Just past the half-hour point the protagonists move (alas) from awesome-looking Phuket resort The Slate to another location, en route meeting expat tour boat proprietor Ian, played by Green’s “Party Monster” costar Macaulay Culkin. The latter is fun as a flamboyant (if underdeveloped) character, but it’s at this juncture we realize that “Changeland” isn’t going to dig in on any level — it’s just going to drift along, sightseeing.
There’s potential romantic interest in the forms of Brenda Song and Clare Grant as two more boat tour guides; and a climax of sorts involving lots of drinking, amateur Thai kickboxing matches and WWE wrestler Randy Orton as an intimidating hulk who turns out to have a helpful philosophical side. But none of this really builds up much heft, dramatic or comedic. It’s a testament to the script’s genially undercooked feel that the movie ends without our even being sure that Brandon’s wife really cheated on him — or that he wouldn’t halfway deserve it if she did, being such a self-absorbed drip. These don’t seem to be doubts we’re intended to have, just the results of a screenplay that provides scant character backstory or shading.

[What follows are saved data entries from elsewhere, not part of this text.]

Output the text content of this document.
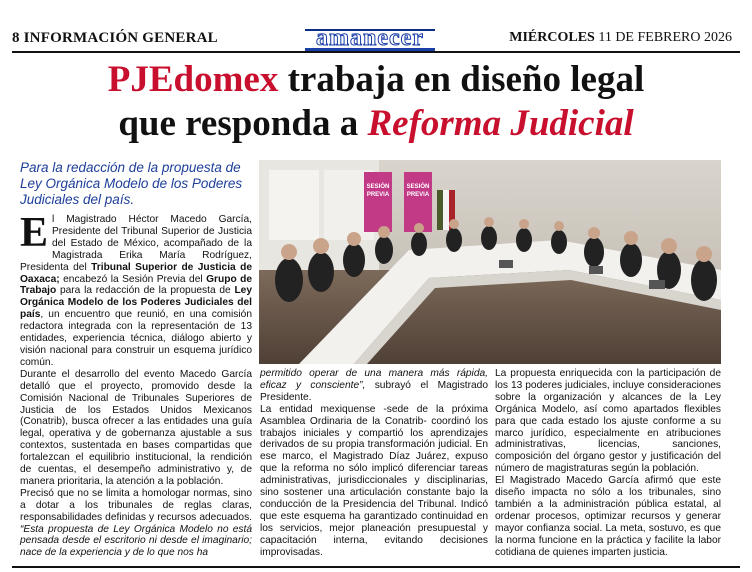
8 INFORMACIÓN GENERAL	amanecer	MIÉRCOLES 11 DE FEBRERO 2026
PJEdomex trabaja en diseño legal
que responda a Reforma Judicial
Para la redacción de la propuesta de Ley Orgánica Modelo de los Poderes Judiciales del país.
SESIÓN
PREVIA
SESIÓN
PREVIA

El Magistrado Héctor Macedo García, Presidente del Tribunal Superior de Justicia del Estado de México, acompañado de la Magistrada Erika María Rodríguez, Presidenta del Tribunal Superior de Justicia de Oaxaca; encabezó la Sesión Previa del Grupo de Trabajo para la redacción de la propuesta de Ley Orgánica Modelo de los Poderes Judiciales del país, un encuentro que reunió, en una comisión redactora integrada con la representación de 13 entidades, experiencia técnica, diálogo abierto y visión nacional para construir un esquema jurídico común.

Durante el desarrollo del evento Macedo García detalló que el proyecto, promovido desde la Comisión Nacional de Tribunales Superiores de Justicia de los Estados Unidos Mexicanos (Conatrib), busca ofrecer a las entidades una guía legal, operativa y de gobernanza ajustable a sus contextos, sustentada en bases compartidas que fortalezcan el equilibrio institucional, la rendición de cuentas, el desempeño administrativo y, de manera prioritaria, la atención a la población.

Precisó que no se limita a homologar normas, sino a dotar a los tribunales de reglas claras, responsabilidades definidas y recursos adecuados. “Esta propuesta de Ley Orgánica Modelo no está pensada desde el escritorio ni desde el imaginario; nace de la experiencia y de lo que nos ha

permitido operar de una manera más rápida, eficaz y consciente”, subrayó el Magistrado Presidente.

La entidad mexiquense -sede de la próxima Asamblea Ordinaria de la Conatrib- coordinó los trabajos iniciales y compartió los aprendizajes derivados de su propia transformación judicial. En ese marco, el Magistrado Díaz Juárez, expuso que la reforma no sólo implicó diferenciar tareas administrativas, jurisdiccionales y disciplinarias, sino sostener una articulación constante bajo la conducción de la Presidencia del Tribunal. Indicó que este esquema ha garantizado continuidad en los servicios, mejor planeación presupuestal y capacitación interna, evitando decisiones improvisadas.

La propuesta enriquecida con la participación de los 13 poderes judiciales, incluye consideraciones sobre la organización y alcances de la Ley Orgánica Modelo, así como apartados flexibles para que cada estado los ajuste conforme a su marco jurídico, especialmente en atribuciones administrativas, licencias, sanciones, composición del órgano gestor y justificación del número de magistraturas según la población.

El Magistrado Macedo García afirmó que este diseño impacta no sólo a los tribunales, sino también a la administración pública estatal, al ordenar procesos, optimizar recursos y generar mayor confianza social. La meta, sostuvo, es que la norma funcione en la práctica y facilite la labor cotidiana de quienes imparten justicia.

Green, more typically the supporting sparkplug that juices scene after scene, stretches a bit too far in the opposite direction to play a depressive wet blanket we ought to feel more rooting value for. He cedes his usual role to Meyer and others who ably illustrate life-loving types, though again without a whole lot of writing depth to draw on.
Hollow as that may sound, “Changeland” is still an easy sit, thanks in part to the personable cast dynamics and an unhurried but lively pace. The main lure here, however is DP Patrick Ruth’s lensing of a series of knockout locations, with eye-popping verdant greens ranking first in a vibrant tropical color palette. Even if there are a few too many scenes here of scenic splendor or other visual stimuli accompanied by too many various-artist soundtrack cuts, the travelogue aspect is undeniably very, very attractive.